As for Russia, supposedly Armenia’s protector, its response has disappointed those counting on its defence. It has refused to provide military aid and, last year during another flare-up, long before the Ukraine war, declined a similar request for intervention against Azerbaijan. Over the past two years, questions have also been raised by local Armenians about the effectiveness of their Russian peacekeepers in Nagorno-Karabakh.

In contrast, the US speaker Nancy Pelosi, who visited Armenia on 18 September (in a trip arranged before the latest attack), condemned “illegal and deadly attacks by Azerbaijan” and emphasised “this was initiated by the Azeris”. While her vow of “strong and ongoing support of the United States” for Armenia stopped short of concrete promises, it resonated with many of the country’s citizens; protesters gathered in the capital Yerevan to demand Armenia leave the Moscow-led security alliance.

When I was growing up in the UK, I learned every Sunday morning at Armenian school about the ways my little ancestral homeland had been subjected to empire, genocide and war.

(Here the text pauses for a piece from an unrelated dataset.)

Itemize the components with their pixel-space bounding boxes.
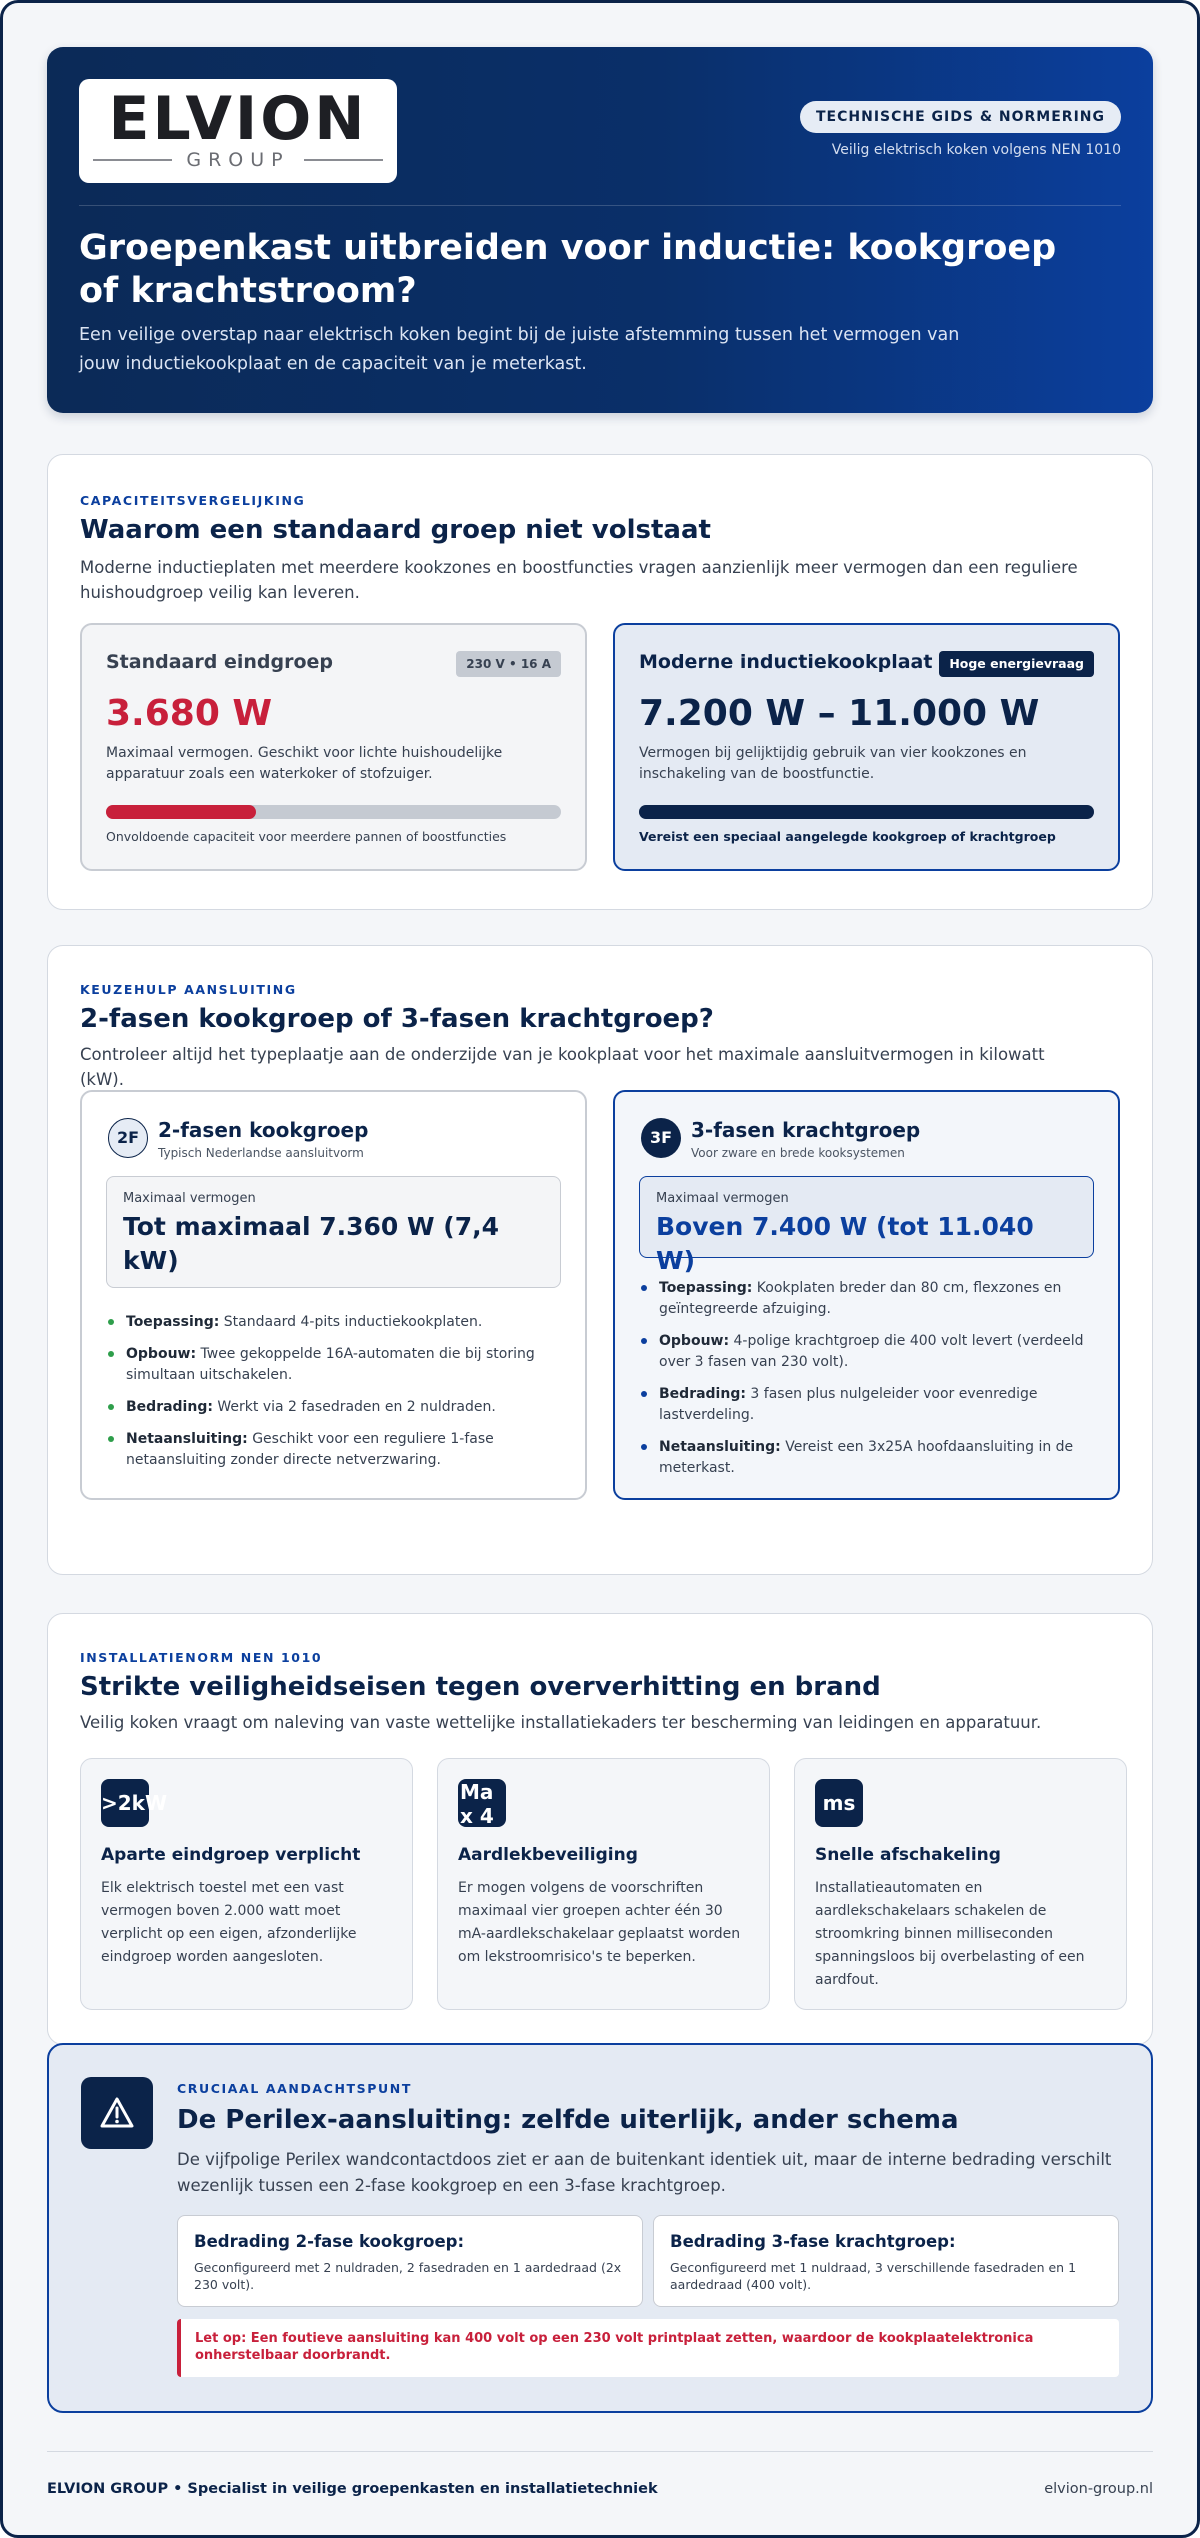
induction-card — [613, 623, 1120, 871]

I’ve written before of how our teachers would show us old maps, so we could see how far its borders had been chipped away over the centuries by hostile neighbours. I saw myself the closed border between Turkey and Armenia as I looked across no-man’s land to Mount Ararat, a snow-capped symbol of the land Armenia has lost over its history.

And now, zooming in on digital maps, I read updates online of Azeri incursions – yet again, the integrity of a sovereign nation abandoned to the whim of realpolitik. As my dad, who taught me most of what I know of Armenian history, used to say: “When Russia sneezes, Armenia catches cold.”